Pelajaran dari Dua Wanita Pekerja

RABU malam (9/7), dan malam berikutnya aku belajar bagaimana seorang perempuan bisa menangis. Ya, bagaimana menangis. Yang aku tahu, selama ini para perempuan lajang yang curhat ke aku hampir selalu menangis karena masalah petemanan mereka dengan pria. Atau, mereka yang berkeluarga, topiknya tentang suaminya yang mulai bersikap aneh. Aneh? Iya dong, aneh. Suami itu punya kewajiban untuk setia pada istri (selama baik menurut agama). Menjadi aneh, karena suami menjadi setia kepada istri orang atau perempuan lain yang menggodanya. Nah, Rabu malam lalu, perempuan itu tiba-tiba membangunkan aku melalui deringan telepon seluler-ku. Saat itu kelopak mataku sudah setengah menangkup.

Penasaran juga, siapa dia. Aku menekuk punggung lalu menopangkan siku ke lipatan kaki di atas ranjang. So, aku melihat jelas sebuah nama di layar ponselku. Dia perempuan pekerja di media cetak, di Bandung. Asyik juga berteman dengan dia. Ceria dan energik.
"Aku dipindah ke bagian costumer service," kata perempuan itu, sambil menangis.

Lha kok pake nangis. Aku diam, mencoba menerawang jauh ke dalam pikirannya, ganjalan yang menjadikan hujan air mata. Okay, aku bisa menebaknya. Seminggu sebelumnya, ia bercerita tentang kecurigaan bosnya tentang pegawai costumer service. Sang bos, khawatir data pelanggan perusahaan diduplikat karena sang pegawai berpacaran dengan pria yang bekerja di perusahaan kompetitor. Padahal perempuan teman aku itu berteman baik dengan pegawai costumer sevice, Mba Kusumaningtyas. Pertemanan mereka yang baik, membuahkan emosi yang dekat. Sampai-sampai mereka saling bantu, meskipun jatah kerja mereka beda. "Bagus juga, perteman kalian," kataku.
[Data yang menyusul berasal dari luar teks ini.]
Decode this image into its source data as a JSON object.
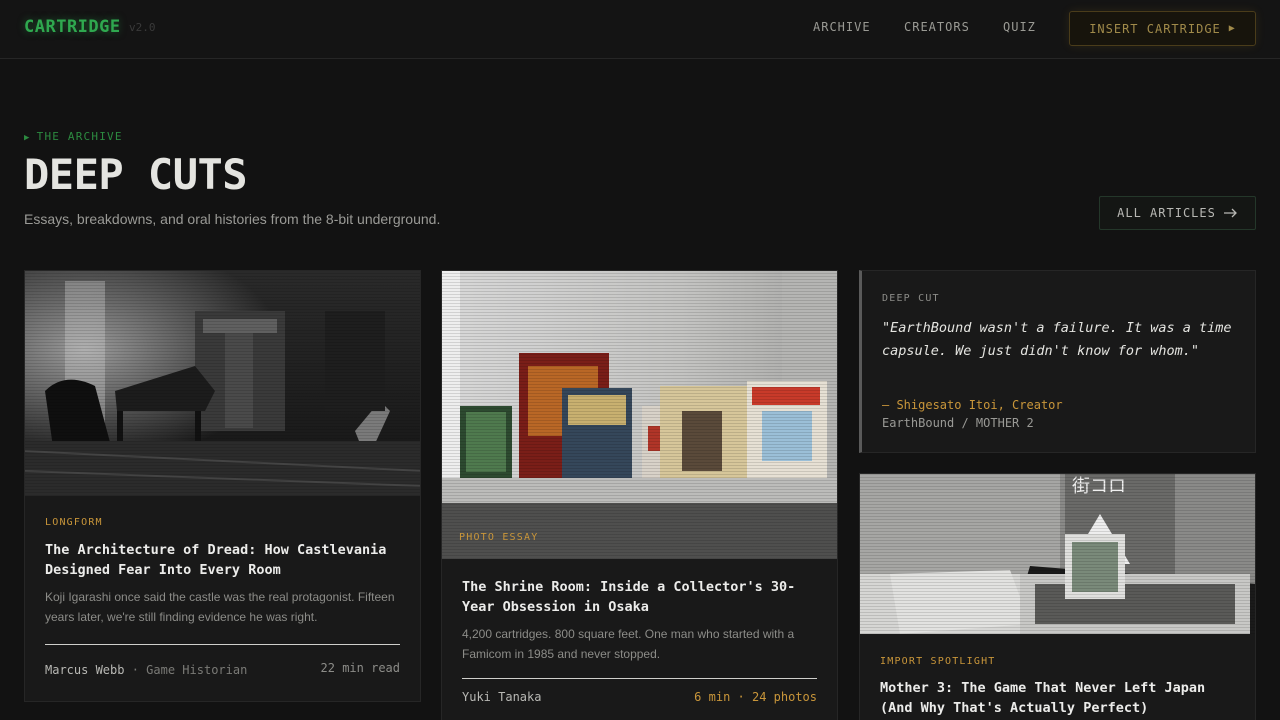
{
  "nav": {
    "logo": "CARTRIDGE",
    "version": "v2.0",
    "links": [
      "ARCHIVE",
      "CREATORS",
      "QUIZ"
    ],
    "cta": "INSERT CARTRIDGE",
    "cta_icon": "play-triangle-icon"
  },
  "hero": {
    "eyebrow": "THE ARCHIVE",
    "title": "DEEP CUTS",
    "subtitle": "Essays, breakdowns, and oral histories from the 8-bit underground.",
    "all_articles": "ALL ARTICLES",
    "all_articles_icon": "arrow-right-icon"
  },
  "articles": [
    {
      "tag": "LONGFORM",
      "title": "The Architecture of Dread: How Castlevania Designed Fear Into Every Room",
      "desc": "Koji Igarashi once said the castle was the real protagonist. Fifteen years later, we're still finding evidence he was right.",
      "author": "Marcus Webb",
      "role": "Game Historian",
      "meta": "22 min read",
      "image": "abandoned-piano-room-photo"
    },
    {
      "tag": "PHOTO ESSAY",
      "title": "The Shrine Room: Inside a Collector's 30-Year Obsession in Osaka",
      "desc": "4,200 cartridges. 800 square feet. One man who started with a Famicom in 1985 and never stopped.",
      "author": "Yuki Tanaka",
      "meta": "6 min · 24 photos",
      "image": "game-boxes-shelf-photo"
    },
    {
      "tag": "IMPORT SPOTLIGHT",
      "title": "Mother 3: The Game That Never Left Japan (And Why That's Actually Perfect)",
      "image": "import-game-boxes-photo"
    }
  ],
  "quote": {
    "tag": "DEEP CUT",
    "text": "\"EarthBound wasn't a failure. It was a time capsule. We just didn't know for whom.\"",
    "attribution": "— Shigesato Itoi, Creator",
    "source": "EarthBound / MOTHER 2"
  },
  "colors": {
    "background": "#121212",
    "accent_green": "#2fa84f",
    "accent_gold": "#c9963a",
    "card": "#191919"
  }
}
Teman perempuanku, menangis karena ia tahu persis alasan bosnya menukar posisi dengannya. Bukan karena alasan ingin me-refresh kerja atau share kemampuan pada semua karyawan. Tapi karena sebuah kecurigaan. Kataku, yang namanya kecurigaan tidaklah harus terjadi. So (lagi), kalau emang kerjanya baik, beri kesempatan dia untuk berbuat baik. Ini lah sisi lain dunia kerja. Terkadang, sang bos mengada-ada alasan untuk kepentingan mereka sendiri. Dan sang pekerja, tak punya pilihan kecuali harus nurut. Tak sepakat, berarti "mundur."
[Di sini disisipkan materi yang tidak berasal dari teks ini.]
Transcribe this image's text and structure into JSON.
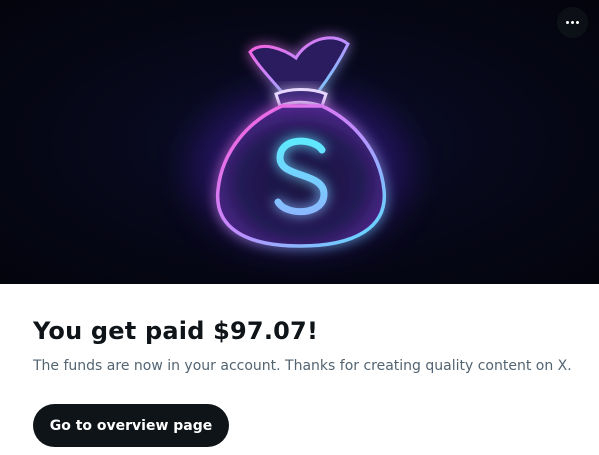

Malam berikutnya, Kamis (10/9), aku kembali mendengar suara tangisan perempuan melalui ponselku. Suaranya parau. Bisa jadi ia sudah menangis bejam-jam sebelum menelponku. Dia juga seorang wanita pekerja di media cetak. Posisinya sama denganku, penulis harian untuk berita seputar kota. Yang aku tahu, dedikasi dan loyalitas untuk perusahannya sangat baik. Aku bilang begitu karena dua kali berturut-turut perempuan ini dianugrahi penghargaan the best employee of the year. Gak mudah loh untuk dapet predikat itu. Pertama, loyalitas harus baik. Kedua kinerja juga harus baik.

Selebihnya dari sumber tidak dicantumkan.